4週間前に、ホントに久々に聞き始めたのだが、 私の車の中ではまだまさしくんの歌が繰り返し繰り返し流れている。 こうして、100曲以上を聞き直してきたのだけれど、 あの最初の日に書いた「風の篝火」と「春告鳥」は格別心にしみるのだ。 伴奏とメロディーだけ聴いていても胸にしみるのだが、 歌詞も実に味わい深いし、まさしくんの歌声もぴったりな雰囲気だ。
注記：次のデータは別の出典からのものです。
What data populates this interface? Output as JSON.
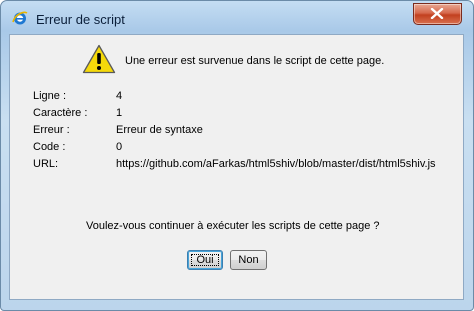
{
  "window": {
    "title": "Erreur de script",
    "app_icon": "internet-explorer-icon",
    "close_icon": "close-icon"
  },
  "dialog": {
    "icon": "warning-icon",
    "message": "Une erreur est survenue dans le script de cette page.",
    "details": [
      {
        "label": "Ligne :",
        "value": "4"
      },
      {
        "label": "Caractère :",
        "value": "1"
      },
      {
        "label": "Erreur :",
        "value": "Erreur de syntaxe"
      },
      {
        "label": "Code :",
        "value": "0"
      },
      {
        "label": "URL:",
        "value": "https://github.com/aFarkas/html5shiv/blob/master/dist/html5shiv.js"
      }
    ],
    "question": "Voulez-vous continuer à exécuter les scripts de cette page ?",
    "buttons": {
      "yes_label": "Oui",
      "no_label": "Non"
    }
  },
  "colors": {
    "close_button": "#c2401f",
    "warning_fill": "#f5d90a",
    "frame": "#a9c9e8"
  }
}
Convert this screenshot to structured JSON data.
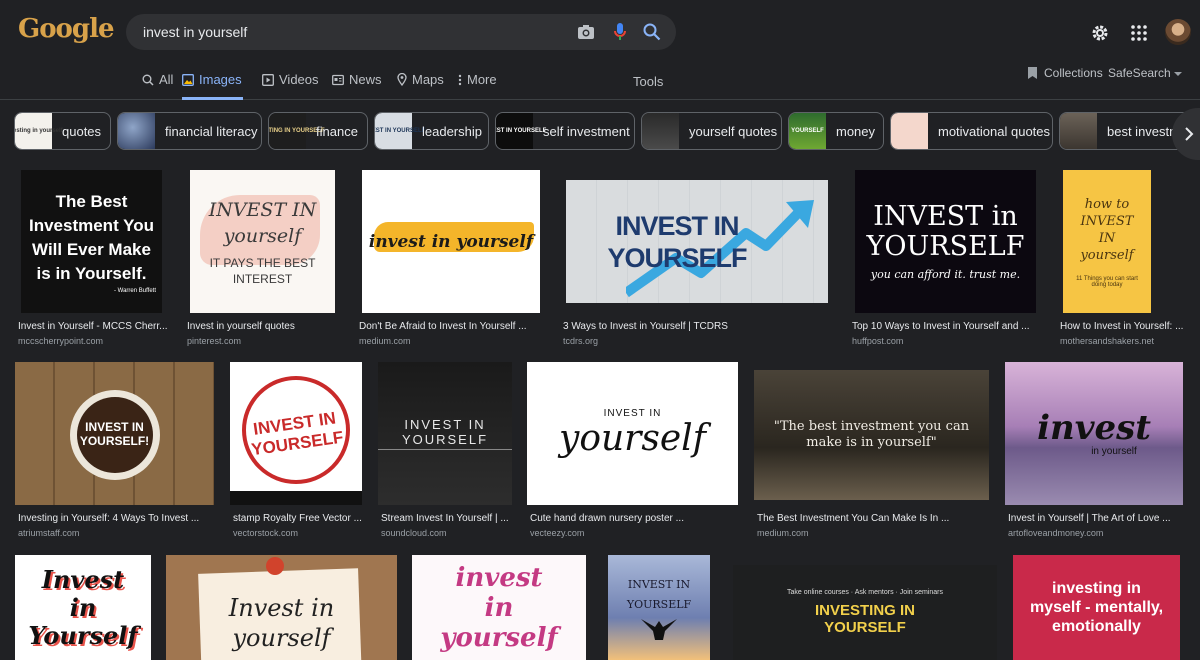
{
  "logo_text": "Google",
  "search": {
    "value": "invest in yourself"
  },
  "icons": {
    "camera": "camera-icon",
    "mic": "mic-icon",
    "search": "search-icon",
    "settings": "gear-icon",
    "apps": "apps-grid-icon"
  },
  "tabs": [
    {
      "label": "All"
    },
    {
      "label": "Images"
    },
    {
      "label": "Videos"
    },
    {
      "label": "News"
    },
    {
      "label": "Maps"
    },
    {
      "label": "More"
    }
  ],
  "tools_label": "Tools",
  "collections_label": "Collections",
  "safesearch_label": "SafeSearch",
  "chips": [
    {
      "label": "quotes",
      "thumb_text": "investing in yourself"
    },
    {
      "label": "financial literacy",
      "thumb_text": ""
    },
    {
      "label": "finance",
      "thumb_text": "INVESTING IN YOURSELF"
    },
    {
      "label": "leadership",
      "thumb_text": "INVEST IN YOURSELF"
    },
    {
      "label": "self investment",
      "thumb_text": "INVEST IN YOURSELF"
    },
    {
      "label": "yourself quotes",
      "thumb_text": ""
    },
    {
      "label": "money",
      "thumb_text": "YOURSELF"
    },
    {
      "label": "motivational quotes",
      "thumb_text": ""
    },
    {
      "label": "best investment",
      "thumb_text": ""
    }
  ],
  "results": [
    {
      "caption": "Invest in Yourself - MCCS Cherr...",
      "source": "mccscherrypoint.com",
      "img_text": "The Best Investment You Will Ever Make is in Yourself.",
      "img_sub": "- Warren Buffett"
    },
    {
      "caption": "Invest in yourself quotes",
      "source": "pinterest.com",
      "img_text": "INVEST IN yourself",
      "img_sub": "IT PAYS THE BEST INTEREST"
    },
    {
      "caption": "Don't Be Afraid to Invest In Yourself ...",
      "source": "medium.com",
      "img_text": "invest in yourself",
      "img_sub": ""
    },
    {
      "caption": "3 Ways to Invest in Yourself | TCDRS",
      "source": "tcdrs.org",
      "img_text": "INVEST IN YOURSELF",
      "img_sub": ""
    },
    {
      "caption": "Top 10 Ways to Invest in Yourself and ...",
      "source": "huffpost.com",
      "img_text": "INVEST in YOURSELF",
      "img_sub": "you can afford it. trust me."
    },
    {
      "caption": "How to Invest in Yourself: ...",
      "source": "mothersandshakers.net",
      "img_text": "how to INVEST IN yourself",
      "img_sub": "11 Things you can start doing today"
    },
    {
      "caption": "Investing in Yourself: 4 Ways To Invest ...",
      "source": "atriumstaff.com",
      "img_text": "INVEST IN YOURSELF!",
      "img_sub": ""
    },
    {
      "caption": "stamp Royalty Free Vector ...",
      "source": "vectorstock.com",
      "img_text": "INVEST IN YOURSELF",
      "img_sub": ""
    },
    {
      "caption": "Stream Invest In Yourself | ...",
      "source": "soundcloud.com",
      "img_text": "INVEST IN YOURSELF",
      "img_sub": ""
    },
    {
      "caption": "Cute hand drawn nursery poster ...",
      "source": "vecteezy.com",
      "img_text": "INVEST IN",
      "img_sub": "yourself"
    },
    {
      "caption": "The Best Investment You Can Make Is In ...",
      "source": "medium.com",
      "img_text": "\"The best investment you can make is in yourself\"",
      "img_sub": ""
    },
    {
      "caption": "Invest in Yourself | The Art of Love ...",
      "source": "artofloveandmoney.com",
      "img_text": "invest",
      "img_sub": "in yourself"
    },
    {
      "caption": "",
      "source": "",
      "img_text": "Invest in Yourself",
      "img_sub": ""
    },
    {
      "caption": "",
      "source": "",
      "img_text": "Invest in yourself",
      "img_sub": ""
    },
    {
      "caption": "",
      "source": "",
      "img_text": "invest in yourself",
      "img_sub": ""
    },
    {
      "caption": "",
      "source": "",
      "img_text": "INVEST IN YOURSELF",
      "img_sub": ""
    },
    {
      "caption": "",
      "source": "",
      "img_text": "INVESTING IN YOURSELF",
      "img_sub": "Take online courses · Ask mentors · Join seminars"
    },
    {
      "caption": "",
      "source": "",
      "img_text": "investing in myself - mentally, emotionally",
      "img_sub": ""
    }
  ]
}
「風の篝火」 水彩画のかげろうのような 君の細い腕がふわりと 僕の代わりに宙を抱く 蛍祭の夕まぐれ
水彩画は「淡い」の象徴だし、かげろうは「はかない」の象徴だ。 「君の細い腕」は、蛍をつかまえようとしているのだろうか。 ほんとうは「僕」を抱いてくれるはずなのに、、、 その姿は薄暮に霞んでいるせいでもあるけれど、 何だか、「僕」にとって「君」が遠い存在に感じられているわけだ。
時折君が散りばめた 土産がわりの町言葉 から回り 立ち止まり 大人びた分だけ遠ざかる
きらきら輝き覚えた 君を見上げるように すかんぽの小さな花が 埃だらけで揺れているよ
久々に都会から帰った「君」が変わったのは言葉だけじゃない。 それは、今までの手紙からも、薄々は感じ取っていたことだ(創作)。 それは信じたくなかったけど、今目の前にして、取り残された思いがする。 「君を見上げる」「埃だらけ」の「すかんぽの花」は「僕」の分身だ。 今も田舎臭いままで、「君」だけを思い続けている「僕」。。。
不思議絵の階段のように 同じ高さ昇り続けて 言葉の糸を紡ぎながら 別れの時を待ちつぶす
「不思議絵」といえば「錯覚」だ。 恋の苦しみには、錯覚がつきものなのだ。 本当はまだ自分のことを好きでいてくれるんじゃないだろうか、、とか。。。 けれども、この2人の場合は、いくら一緒に歩いても、言葉を交わしても、 もう何の甲斐もないことがわかっている。 それなのに、なぜここでこうして言葉を交わしているのか。。。 虚しい、、、虚しいのだけれど。。。
君ははかない指先で たどる明日のひとりごと 雲の間に 天の川 君と僕の間に橋がない
蛍祭は、6月下旬から7月上旬だという。 七夕の織姫と彦星には、かささぎの群が端を渡してくれるけれども、 君と僕のために飛んできてくれるかささぎなどはいないのだ。 とにかく「僕」は「君」の心が僕につながってないことを痛感するばかりだ。
とつぜん舞い上がる風の篝火が ふたりの物語に静かに幕を引く 降りしきる雪のような蛍 蛍 蛍 光る風祭の中 すべてがかすみ すべて終わる
「風の篝火」とは、日が暮れて突然現れる蛍の大群のことだ。 私はこの目で実際に見たことはないけれど、 宮本輝の「螢川」のラストで、実に魅惑的な光景を見せてもらった。 しかし、いくら無数の光に取り巻かれたところで、 蛍の光などは、所詮はかないものだ。 降る雪だって、淡いものだ。 「君」の姿も、もう淡くはかない彼方に行ってしまった。 もう、なにもかも終わりなのだ。 そして今は、なにもかもが涙でかすんでしまっているのだ。。。